GWRTC 103: Spring 2011
Dr. Scott Lunsford
Project 2: Conceptualizing Writing
The second project asks you to investigate some aspect of writing that our authors invoke in their readings. You will write a four-page analysis that engages the authors, asks questions about their subjects, and explores your own object of study.
To introduce you to the concept of inquiry-based research—that is, developing questions that lead to appropriate methods of research.
Both are posted to the bibliography section of Blackboard.
Claire Potter, “Chalking the Borders”
John Jakle and Keith Sculle, “Territorial Markers and Signs of Personal Identity”
We’ll also begin reading from The Craft of Research.
To help you think through this process, we will write responses to the readings—in order to help facilitate discussion of the readings each day. We’ll also synthesize ideas presented by the authors in order to explore the nature of writing. Further, we’ll ask questions about the readings, questions that should lead you to conduct research on your own object of study. Finally, you’ll write an analysis that brings all of these elements together.

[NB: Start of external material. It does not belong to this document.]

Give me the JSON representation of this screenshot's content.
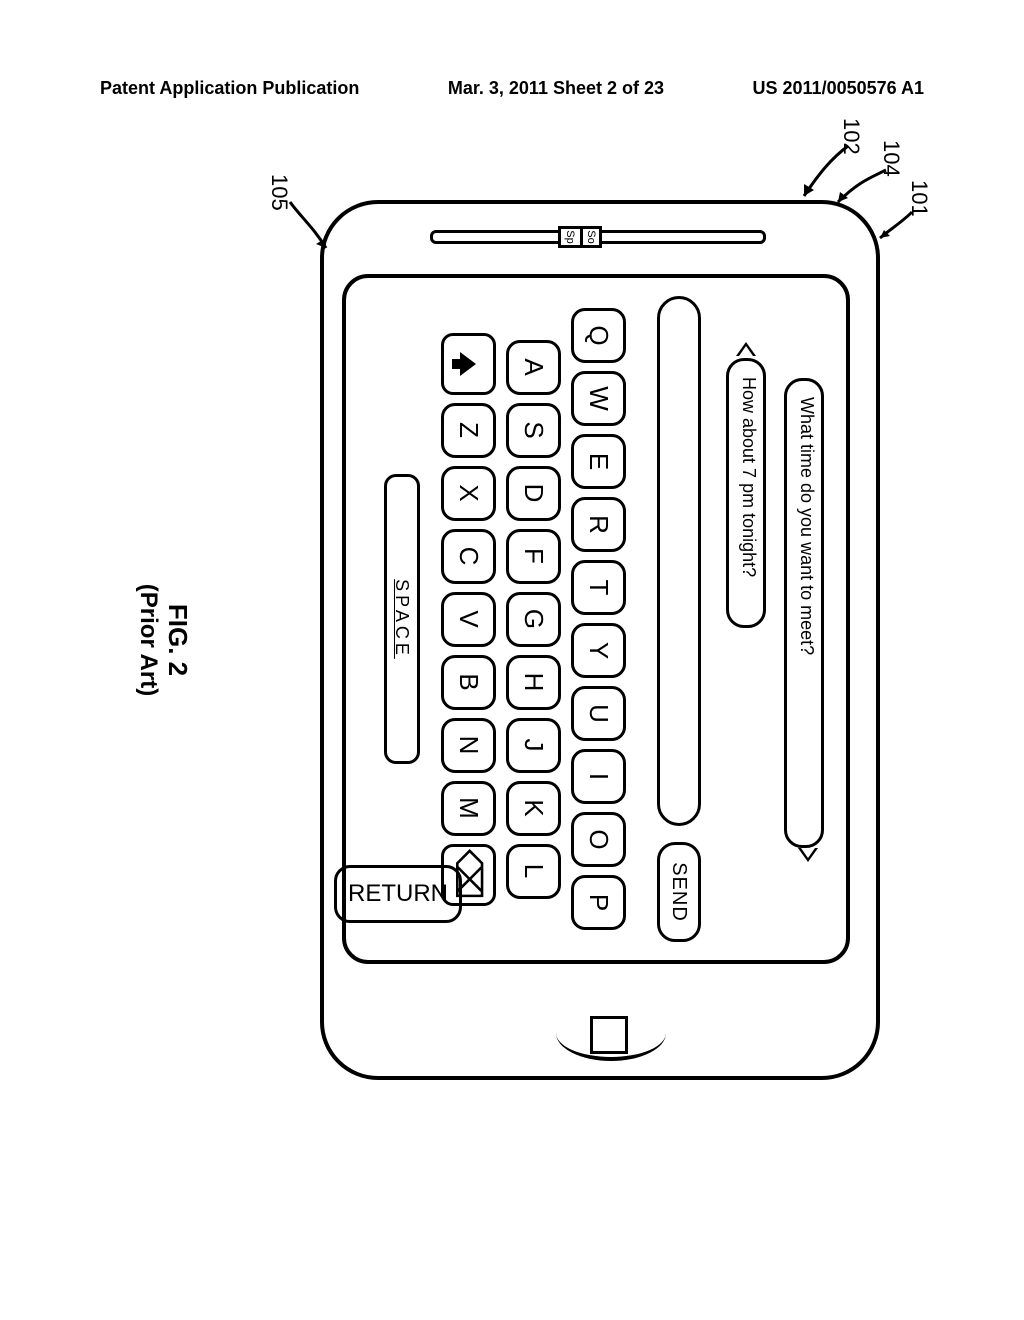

In order to familiarize yourself with your own object of study, you must invoke at least two secondary sources that discuss some aspect of it.
Specifically, you will write a four-page analysis in which you’ll
- Demonstrate your purpose. Why have you chosen this topic or object of study, as opposed to another? Why is it important for you to write about it and for us to read it? What questions do you have about your object of study? From the questions, what claims are you making? This paper must be argumentative in nature (though the term argumentative might take on different meanings).

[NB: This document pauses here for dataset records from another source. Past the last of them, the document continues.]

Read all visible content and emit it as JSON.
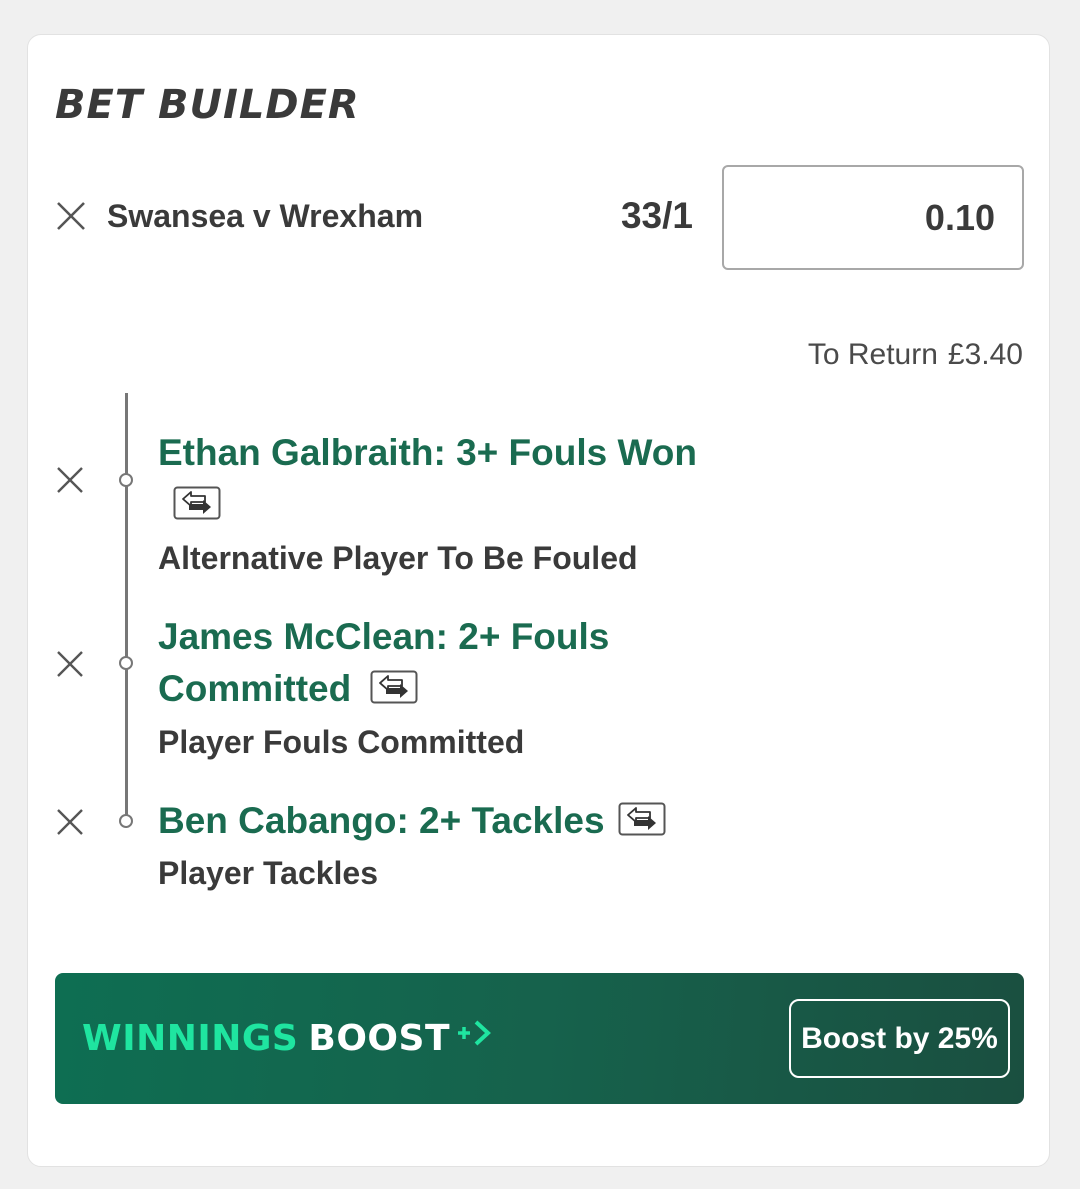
{
  "bet_builder": {
    "title": "BET BUILDER",
    "event": "Swansea v Wrexham",
    "odds": "33/1",
    "stake_value": "0.10",
    "to_return_label": "To Return",
    "to_return_amount": "£3.40",
    "selections": [
      {
        "title": "Ethan Galbraith: 3+ Fouls Won",
        "market": "Alternative Player To Be Fouled"
      },
      {
        "title_line1": "James McClean: 2+ Fouls",
        "title_line2": "Committed",
        "market": "Player Fouls Committed"
      },
      {
        "title": "Ben Cabango: 2+ Tackles",
        "market": "Player Tackles"
      }
    ]
  },
  "boost": {
    "logo_part1": "WINNINGS",
    "logo_part2": "BOOST",
    "button_label": "Boost by 25%"
  },
  "colors": {
    "selection_green": "#1a6b50",
    "boost_banner": "#16624c",
    "boost_accent": "#1fe5a0"
  },
  "icons": {
    "remove": "close-icon",
    "swap": "swap-arrows-icon",
    "boost_arrow": "boost-arrow-icon"
  }
}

- Contextualize your topic. Tell me about your object of study effectively enough so that I understand it. You’ll need to conduct research on your object of study to get a more informed impression of it. For example, Jakle and Sculle’s objects of study are signs and billboards, so they incorporate research that others have written on those kinds of texts.
- Contextualize the reading(s) that prompted your question. Discuss the reading(s) that prompted your question (for an example, see how Strasser contextualized Fish in order to bring about questions of effective teaching).
- Answer your questions. You’re setting out to do some minimal research that tries to answer questions about a topic discussed by one of our authors. And so, you’ll want to answer those questions.
- Ask, So what? What does doing such an analysis mean for you?